Title of Paper: Calculation of Descriptors of Fuzzy Geometric Objects

Authors: N. Ralević, V. Ilić, A. Blesić, T. Došenović

Abstract: The paper discusses the basic concepts of fuzzy analytic geometry, such as fuzzy point, fuzzy line, fuzzy curve and polygons in the plane, together with the concept of fuzzy distance. There are several different definitions of such concepts in the literature to date. In this paper, we will follow an approach based on the extension of existing concepts in the sharp case. In addition, we consider various fuzzy shape descriptors and their associated measures, such as area, perimeter or elongation, which can be considered in both the sharp and fuzzy approaches. The properties of the new descriptors and their applicability in object recognition and classification tasks are also discussed.

Sym-op-is 2025

Palić, Serbia

September 07-10

Title of Paper:  VARIANTS OF THE MINIMUM ERROR THRESHOLDING METHOD FOR IMAGE SEGMENTATION

Authors: D. Ćebić, N. M. Ralević, N. Milosavljević

Abstract: Image segmentation is an important problem because it enables meaningful partitioning of an image and extraction of relevant structures and features, facilitating further processing and decision-making. Various approaches have been proposed to address this problem, with one of the simplest and most commonly used being segmentation based on thresholding. This research relies on the classic and well-known Minimum Error Thresholding (MET) method, specifically employing a simple idea of linearly combining the MET method with its median-based extension, creating three modifications of MET method in order to improve thresholding results in terms of quality coefficients such as Mean Square Error (MSE) and Structural Similarity Index Measure (SSIM).

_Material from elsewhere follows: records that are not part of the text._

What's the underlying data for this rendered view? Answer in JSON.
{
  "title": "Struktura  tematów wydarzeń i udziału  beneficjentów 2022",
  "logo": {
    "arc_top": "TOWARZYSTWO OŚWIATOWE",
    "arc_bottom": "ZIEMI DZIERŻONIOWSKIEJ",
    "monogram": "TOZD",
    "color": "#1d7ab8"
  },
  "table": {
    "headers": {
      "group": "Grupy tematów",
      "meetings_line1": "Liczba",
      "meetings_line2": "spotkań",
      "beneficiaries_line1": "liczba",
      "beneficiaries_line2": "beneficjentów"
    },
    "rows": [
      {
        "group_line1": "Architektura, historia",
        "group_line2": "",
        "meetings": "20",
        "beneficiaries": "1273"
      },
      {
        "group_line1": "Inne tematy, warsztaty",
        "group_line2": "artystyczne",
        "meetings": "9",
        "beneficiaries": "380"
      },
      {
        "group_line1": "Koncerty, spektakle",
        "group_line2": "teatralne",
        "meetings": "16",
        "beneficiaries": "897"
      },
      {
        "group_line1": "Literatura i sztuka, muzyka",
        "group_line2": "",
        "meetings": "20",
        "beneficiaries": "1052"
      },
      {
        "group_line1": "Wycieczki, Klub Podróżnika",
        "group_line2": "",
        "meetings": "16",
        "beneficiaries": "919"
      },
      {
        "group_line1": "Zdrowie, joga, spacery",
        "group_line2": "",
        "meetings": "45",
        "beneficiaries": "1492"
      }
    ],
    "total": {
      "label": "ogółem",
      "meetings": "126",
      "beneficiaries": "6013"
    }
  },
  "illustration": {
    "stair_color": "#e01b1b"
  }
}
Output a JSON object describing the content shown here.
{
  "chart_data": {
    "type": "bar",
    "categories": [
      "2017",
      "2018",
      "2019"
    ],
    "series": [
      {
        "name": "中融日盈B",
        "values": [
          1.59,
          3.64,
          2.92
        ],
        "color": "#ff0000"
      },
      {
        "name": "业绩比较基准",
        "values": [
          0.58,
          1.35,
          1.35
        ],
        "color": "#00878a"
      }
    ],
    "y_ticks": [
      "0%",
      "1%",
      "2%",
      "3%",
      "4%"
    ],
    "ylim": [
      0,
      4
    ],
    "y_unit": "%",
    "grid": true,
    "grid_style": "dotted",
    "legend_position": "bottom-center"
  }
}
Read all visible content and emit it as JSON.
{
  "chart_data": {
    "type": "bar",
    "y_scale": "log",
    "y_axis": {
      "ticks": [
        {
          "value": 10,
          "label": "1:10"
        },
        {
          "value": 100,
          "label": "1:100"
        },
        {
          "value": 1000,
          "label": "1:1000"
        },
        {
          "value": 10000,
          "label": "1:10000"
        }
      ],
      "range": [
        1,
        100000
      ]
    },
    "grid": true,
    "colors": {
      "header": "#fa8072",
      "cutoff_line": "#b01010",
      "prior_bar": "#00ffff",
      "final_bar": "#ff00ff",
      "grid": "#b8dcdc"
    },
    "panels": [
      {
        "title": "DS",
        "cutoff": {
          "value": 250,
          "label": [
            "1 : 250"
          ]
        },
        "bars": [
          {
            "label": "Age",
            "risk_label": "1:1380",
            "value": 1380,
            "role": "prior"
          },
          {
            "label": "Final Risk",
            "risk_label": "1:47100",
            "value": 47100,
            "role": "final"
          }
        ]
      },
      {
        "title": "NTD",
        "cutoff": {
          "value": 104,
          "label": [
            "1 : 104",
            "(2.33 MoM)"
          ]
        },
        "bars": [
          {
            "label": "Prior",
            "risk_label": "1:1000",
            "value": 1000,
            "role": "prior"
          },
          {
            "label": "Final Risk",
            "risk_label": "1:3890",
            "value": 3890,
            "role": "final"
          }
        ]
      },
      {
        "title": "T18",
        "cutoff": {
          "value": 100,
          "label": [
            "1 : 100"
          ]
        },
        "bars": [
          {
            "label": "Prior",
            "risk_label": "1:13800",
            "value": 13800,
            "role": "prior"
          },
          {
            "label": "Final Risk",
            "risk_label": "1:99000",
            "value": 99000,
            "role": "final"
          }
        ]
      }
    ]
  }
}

Several experiments on some standard gray-level images have demonstrated that the proposed modifications improve segmentation performance, as confirmed by MSE and SSIM indices.

SISY 2025

Subotica, Serbia

September 25-27

itle of Paper: Construction of distance functions on a set of fuzzy numbers

Authors: Lj. Nedović, Đ. Dragić, N. Ralević, A. Blesić

Abstract: In this paper, we present a new method of construction of the distance function between fuzzy numbers, i.e., the measure of difference between the two of them. This method is based on the application of some aggregation functions on differences of certain fuzzy number parameters and characteristics. Various types of mean values and measures of dispersion are characteristics that are relevant for determining the difference between two fuzzy numbers. To determine the distance (i.e., difference) between the two of them, in this paper we use some their known characteristics, and we define several new ones.